Figures 3 and 4 give the TGA results for the two samples. The good part shows the expected amount of glass fiber, 32.28%. Typically the glass content is expected to fall within 2-3% of the nominal value provided in the material specification. The glass content for the bad part is 4.48%. If we do the math, it tells us that the glass-filled nylon makes up approximately 15% of the part. We said that 30-40% of the part appeared to be polyethylene based on the DSC result. Where did the other 40-45% go? It is made up by the carbon black. To the extent that the carrier resin replaced the base polymer in the part, the colorant has a corresponding contribution. The weight loss associated with the carbon in the material is 45.2%.
Now the weight loss in air due to carbon is 5.33% in the good part. But this does not mean that the carbon black loading is this high. We know from experience that nylon, when decomposed in an inert atmosphere (a process known as pyrolysis), will yield about 2% carbon by virtue of the way it breaks down. So we can estimate with a good degree of certainty that the carbon black level is in the range of 3.0-3.5%. This shows that even a good part probably has too much concentrate in it and therefore contains a higher level of polyethylene than desired. However, the part is functional. Polyethylene, however, produces no residual carbon when it is pyrolyzed. So the 45.2% total carbon in the bad part is virtually all carbon black. Between the massive overload of color and the replacement of most of the nylon polymer with polyethylene, the bad part is very far from its intended composition.
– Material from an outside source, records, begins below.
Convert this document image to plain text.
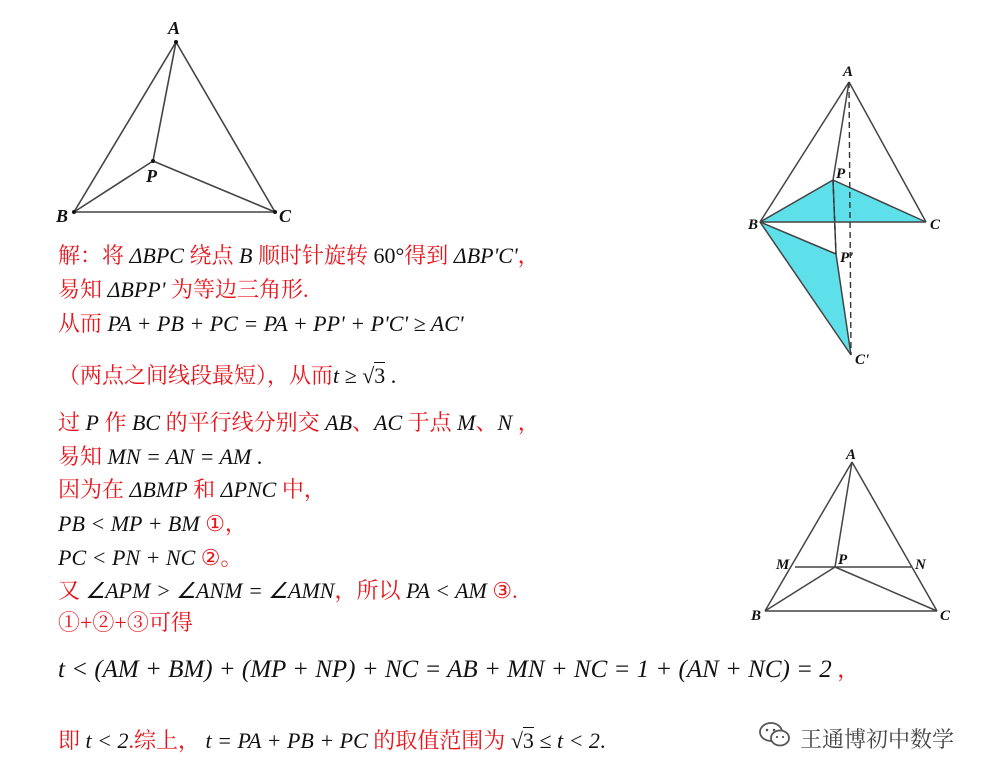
A
B	C
P
A
B	C
P
P'
C'
A
B	C
M	N
P
解：将 ΔBPC 绕点 B 顺时针旋转 60°得到 ΔBP'C'，
易知 ΔBPP' 为等边三角形.
从而 PA + PB + PC = PA + PP' + P'C' ≥ AC'
（两点之间线段最短），从而t ≥ √3 .
过 P 作 BC 的平行线分别交 AB、AC 于点 M、N ，
易知 MN = AN = AM .
因为在 ΔBMP 和 ΔPNC 中，
PB < MP + BM ①，
PC < PN + NC ②。
又 ∠APM > ∠ANM = ∠AMN，所以 PA < AM ③.
①+②+③可得
t < (AM + BM) + (MP + NP) + NC = AB + MN + NC = 1 + (AN + NC) = 2 ，
即 t < 2.综上， t = PA + PB + PC 的取值范围为 √3 ≤ t < 2.	王通博初中数学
There is another interesting detail in the TGA for the bad part. Notice that the polymer decomposition phase breaks up into two distinct steps. The relatively small weight loss that occurs first is attributable to the nylon while the much larger weight is due to the polyethylene, which is a more thermally stable polymer and therefore decomposes at a higher temperature. There is some overlap between the two weight loss steps, so the weight loss values associated with each step are not a perfect representation of the actual recipe, but they are close.
Poor process control
The root cause for the part failure is poor control over the process of mixing color concentrate and base resin, and we should not mix the issues here. The incompatible carrier resin is not the cause of the poor process control. But it adds another element to the problem that complicates matters. Because if there are parts being made with 3% carbon black and parts being made with 45% carbon black, logic and statistics tell us that there are parts in between these two extremes. Hopefully, most of them reside at the lower end of the range. But even if we assume this, it is important to remember that most color concentrates are approximately 50% color and 50% carrier resin. If the color concentrate loading fluctuates during normal production by 2-3%, a concentrate based on a compatible carrier such as nylon 6 will limit that fluctuation to the amount of color being added. Use of an incompatible carrier automatically doubles the degree of variation and increases the likelihood that the product will fail.
Finally, consider the fact that this product can see application temperatures as high as 130°C. Imagine, in addition to the loss in strength, stiffness, and toughness, the effect on performance that occurs when the percentage of polyethylene, a material with a melting point of 126°C, fluctuates between the two extremes represented by these parts. These types of sourcing decisions truly come under the heading of false economy.